The plan does not approve or deny procedures, services, testing, or equipment for our members. Our decisions concern coverage only. The decision of whether or not to have a certain test, treatment or procedure is one made between the physician and his/her patient. The plan administers benefits based on the member’s contract and corporate medical policies. Physicians should always exercise their best medical judgment in providing the care they feel is most appropriate for their patients. Needed care should not be delayed or refused because of a coverage determination.

As a general rule, benefits are payable under health plans only in cases of medical necessity and only if services or supplies are not investigational, provided the customer group contracts have such coverage.

The following Association Technology Evaluation Criteria must be met for a service/supply to be considered for coverage:

1. The technology must have final approval from the appropriate government regulatory bodies;

2. The scientific evidence must permit conclusions concerning the effect of the technology on health outcomes;

3. The technology must improve the net health outcome;

4. The technology must be as beneficial as any established alternatives;

5. The improvement must be attainable outside the investigational setting.

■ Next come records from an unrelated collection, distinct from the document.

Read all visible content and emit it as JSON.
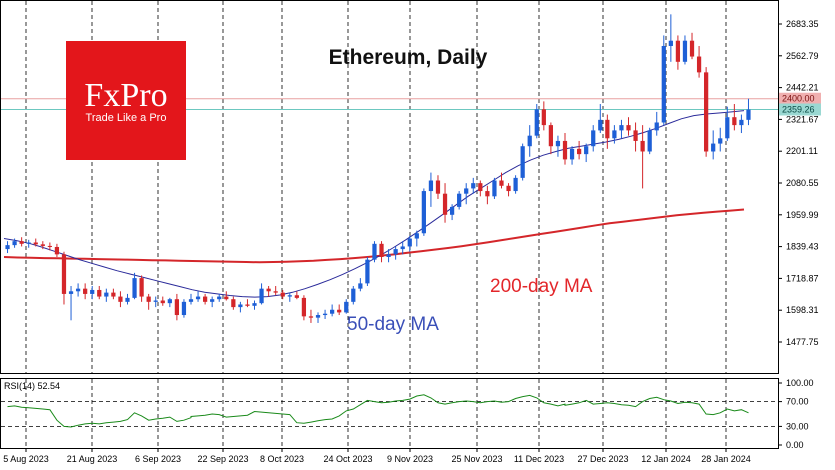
{
  "logo": {
    "brand": "FxPro",
    "tagline": "Trade Like a Pro",
    "color": "#e3161b"
  },
  "chart_data": {
    "type": "candlestick",
    "title": "Ethereum, Daily",
    "colors": {
      "up": "#1e5fd6",
      "down": "#d4262a",
      "ma50": "#2a2a9a",
      "ma200": "#d4262a",
      "rsi": "#1a8a1a"
    },
    "y_ticks": [
      "2683.35",
      "2562.79",
      "2442.21",
      "2321.67",
      "2201.11",
      "2080.55",
      "1959.99",
      "1839.43",
      "1718.87",
      "1598.31",
      "1477.75"
    ],
    "price_labels": {
      "current": "2400.00",
      "price": "2359.26"
    },
    "x_ticks": [
      "5 Aug 2023",
      "21 Aug 2023",
      "6 Sep 2023",
      "22 Sep 2023",
      "8 Oct 2023",
      "24 Oct 2023",
      "9 Nov 2023",
      "25 Nov 2023",
      "11 Dec 2023",
      "27 Dec 2023",
      "12 Jan 2024",
      "28 Jan 2024"
    ],
    "ylim": [
      1410,
      2760
    ],
    "series_labels": {
      "ma50": "50-day MA",
      "ma200": "200-day MA"
    },
    "rsi": {
      "label": "RSI(14) 52.54",
      "ticks": [
        "100.00",
        "70.00",
        "30.00",
        "0.00"
      ],
      "ylim": [
        0,
        100
      ]
    },
    "candles": [
      [
        1830,
        1860,
        1815,
        1845
      ],
      [
        1845,
        1870,
        1835,
        1860
      ],
      [
        1860,
        1875,
        1840,
        1850
      ],
      [
        1850,
        1865,
        1835,
        1855
      ],
      [
        1855,
        1870,
        1840,
        1848
      ],
      [
        1848,
        1860,
        1830,
        1842
      ],
      [
        1842,
        1855,
        1825,
        1838
      ],
      [
        1838,
        1850,
        1800,
        1810
      ],
      [
        1810,
        1820,
        1620,
        1660
      ],
      [
        1660,
        1690,
        1560,
        1670
      ],
      [
        1670,
        1700,
        1650,
        1680
      ],
      [
        1680,
        1700,
        1640,
        1660
      ],
      [
        1660,
        1690,
        1640,
        1675
      ],
      [
        1675,
        1690,
        1640,
        1650
      ],
      [
        1650,
        1680,
        1630,
        1665
      ],
      [
        1665,
        1680,
        1640,
        1650
      ],
      [
        1650,
        1670,
        1610,
        1630
      ],
      [
        1630,
        1660,
        1620,
        1645
      ],
      [
        1645,
        1740,
        1640,
        1720
      ],
      [
        1720,
        1730,
        1630,
        1650
      ],
      [
        1650,
        1660,
        1600,
        1630
      ],
      [
        1630,
        1650,
        1610,
        1635
      ],
      [
        1635,
        1650,
        1615,
        1625
      ],
      [
        1625,
        1645,
        1610,
        1640
      ],
      [
        1640,
        1660,
        1560,
        1580
      ],
      [
        1580,
        1640,
        1570,
        1630
      ],
      [
        1630,
        1660,
        1620,
        1640
      ],
      [
        1640,
        1670,
        1630,
        1650
      ],
      [
        1650,
        1660,
        1620,
        1630
      ],
      [
        1630,
        1650,
        1610,
        1640
      ],
      [
        1640,
        1660,
        1630,
        1650
      ],
      [
        1650,
        1670,
        1635,
        1640
      ],
      [
        1640,
        1650,
        1600,
        1610
      ],
      [
        1610,
        1630,
        1590,
        1620
      ],
      [
        1620,
        1640,
        1610,
        1615
      ],
      [
        1615,
        1635,
        1600,
        1625
      ],
      [
        1625,
        1700,
        1620,
        1680
      ],
      [
        1680,
        1690,
        1650,
        1670
      ],
      [
        1670,
        1690,
        1655,
        1665
      ],
      [
        1665,
        1675,
        1640,
        1650
      ],
      [
        1650,
        1665,
        1630,
        1655
      ],
      [
        1655,
        1670,
        1640,
        1645
      ],
      [
        1645,
        1655,
        1560,
        1575
      ],
      [
        1575,
        1600,
        1550,
        1570
      ],
      [
        1570,
        1590,
        1550,
        1580
      ],
      [
        1580,
        1600,
        1565,
        1585
      ],
      [
        1585,
        1620,
        1575,
        1600
      ],
      [
        1600,
        1620,
        1580,
        1590
      ],
      [
        1590,
        1640,
        1585,
        1630
      ],
      [
        1630,
        1690,
        1620,
        1680
      ],
      [
        1680,
        1720,
        1670,
        1700
      ],
      [
        1700,
        1800,
        1690,
        1790
      ],
      [
        1790,
        1860,
        1780,
        1850
      ],
      [
        1850,
        1860,
        1780,
        1800
      ],
      [
        1800,
        1830,
        1780,
        1810
      ],
      [
        1810,
        1840,
        1790,
        1830
      ],
      [
        1830,
        1860,
        1810,
        1840
      ],
      [
        1840,
        1880,
        1820,
        1870
      ],
      [
        1870,
        1900,
        1840,
        1890
      ],
      [
        1890,
        2060,
        1880,
        2050
      ],
      [
        2050,
        2120,
        1990,
        2090
      ],
      [
        2090,
        2110,
        2020,
        2040
      ],
      [
        2040,
        2080,
        1930,
        1960
      ],
      [
        1960,
        2000,
        1940,
        1990
      ],
      [
        1990,
        2050,
        1980,
        2040
      ],
      [
        2040,
        2080,
        2000,
        2060
      ],
      [
        2060,
        2100,
        2040,
        2080
      ],
      [
        2080,
        2090,
        2030,
        2050
      ],
      [
        2050,
        2070,
        2000,
        2030
      ],
      [
        2030,
        2100,
        2020,
        2090
      ],
      [
        2090,
        2120,
        2060,
        2070
      ],
      [
        2070,
        2080,
        2030,
        2050
      ],
      [
        2050,
        2110,
        2040,
        2100
      ],
      [
        2100,
        2230,
        2090,
        2220
      ],
      [
        2220,
        2300,
        2180,
        2260
      ],
      [
        2260,
        2380,
        2250,
        2360
      ],
      [
        2360,
        2390,
        2280,
        2300
      ],
      [
        2300,
        2310,
        2190,
        2220
      ],
      [
        2220,
        2260,
        2180,
        2240
      ],
      [
        2240,
        2270,
        2150,
        2170
      ],
      [
        2170,
        2220,
        2150,
        2210
      ],
      [
        2210,
        2240,
        2170,
        2190
      ],
      [
        2190,
        2230,
        2160,
        2220
      ],
      [
        2220,
        2300,
        2200,
        2280
      ],
      [
        2280,
        2380,
        2270,
        2320
      ],
      [
        2320,
        2340,
        2210,
        2250
      ],
      [
        2250,
        2300,
        2230,
        2280
      ],
      [
        2280,
        2320,
        2250,
        2300
      ],
      [
        2300,
        2330,
        2260,
        2280
      ],
      [
        2280,
        2310,
        2200,
        2240
      ],
      [
        2240,
        2300,
        2060,
        2200
      ],
      [
        2200,
        2290,
        2190,
        2280
      ],
      [
        2280,
        2350,
        2260,
        2310
      ],
      [
        2310,
        2640,
        2300,
        2600
      ],
      [
        2600,
        2720,
        2540,
        2620
      ],
      [
        2620,
        2640,
        2510,
        2540
      ],
      [
        2540,
        2640,
        2530,
        2620
      ],
      [
        2620,
        2650,
        2550,
        2560
      ],
      [
        2560,
        2600,
        2480,
        2500
      ],
      [
        2500,
        2520,
        2180,
        2200
      ],
      [
        2200,
        2280,
        2170,
        2230
      ],
      [
        2230,
        2290,
        2200,
        2250
      ],
      [
        2250,
        2370,
        2240,
        2330
      ],
      [
        2330,
        2380,
        2280,
        2300
      ],
      [
        2300,
        2340,
        2270,
        2320
      ],
      [
        2320,
        2400,
        2300,
        2359
      ]
    ],
    "ma50": [
      1870,
      1862,
      1852,
      1838,
      1822,
      1806,
      1790,
      1776,
      1762,
      1748,
      1736,
      1724,
      1712,
      1700,
      1688,
      1676,
      1666,
      1660,
      1654,
      1650,
      1648,
      1650,
      1656,
      1666,
      1680,
      1696,
      1714,
      1734,
      1756,
      1780,
      1806,
      1834,
      1864,
      1896,
      1928,
      1962,
      1996,
      2030,
      2060,
      2090,
      2120,
      2146,
      2168,
      2186,
      2200,
      2212,
      2220,
      2228,
      2236,
      2246,
      2258,
      2272,
      2288,
      2306,
      2324,
      2336,
      2342,
      2346,
      2350,
      2355
    ],
    "ma200": [
      1800,
      1798,
      1797,
      1796,
      1795,
      1794,
      1793,
      1792,
      1791,
      1790,
      1789,
      1788,
      1787,
      1786,
      1785,
      1784,
      1783,
      1782,
      1781,
      1780,
      1781,
      1782,
      1784,
      1786,
      1789,
      1792,
      1796,
      1800,
      1805,
      1810,
      1816,
      1822,
      1828,
      1834,
      1841,
      1848,
      1856,
      1864,
      1872,
      1880,
      1888,
      1896,
      1904,
      1912,
      1920,
      1928,
      1934,
      1940,
      1946,
      1952,
      1958,
      1963,
      1968,
      1972,
      1976,
      1980
    ],
    "rsi_values": [
      62,
      63,
      61,
      60,
      59,
      58,
      57,
      40,
      30,
      29,
      32,
      34,
      35,
      34,
      36,
      37,
      38,
      41,
      52,
      47,
      40,
      42,
      43,
      45,
      38,
      40,
      44,
      46,
      47,
      48,
      50,
      49,
      45,
      46,
      47,
      48,
      54,
      53,
      52,
      51,
      50,
      49,
      36,
      35,
      37,
      39,
      41,
      42,
      47,
      55,
      58,
      65,
      72,
      70,
      68,
      69,
      71,
      72,
      74,
      79,
      81,
      76,
      68,
      66,
      68,
      70,
      71,
      70,
      68,
      70,
      71,
      69,
      70,
      75,
      78,
      80,
      76,
      68,
      66,
      63,
      66,
      64,
      66,
      68,
      72,
      66,
      67,
      68,
      67,
      65,
      64,
      62,
      70,
      75,
      77,
      73,
      71,
      67,
      69,
      68,
      66,
      50,
      49,
      52,
      58,
      55,
      57,
      52
    ]
  }
}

Medical Necessity means that health care services (e.g., procedures, treatments, supplies, devices, equipment, facilities or drugs) that a physician, exercising prudent clinical judgment, would provide to a patient for the purpose of preventing, evaluating, diagnosing or treating an illness, injury or disease or its symptoms, and that are:

1. In accordance with generally accepted standards of medical practice; and

2. Clinically appropriate in terms of type, frequency, extent, site and duration and considered effective for the patient’s illness, injury or disease; and

3. Not primarily for the convenience of the patient, physician or other health care provider; and

4. Not more costly than an alternative service or sequence of services at least as likely to produce equivalent therapeutic or diagnostic results as to the diagnosis or treatment of that patient’s illness, injury or disease.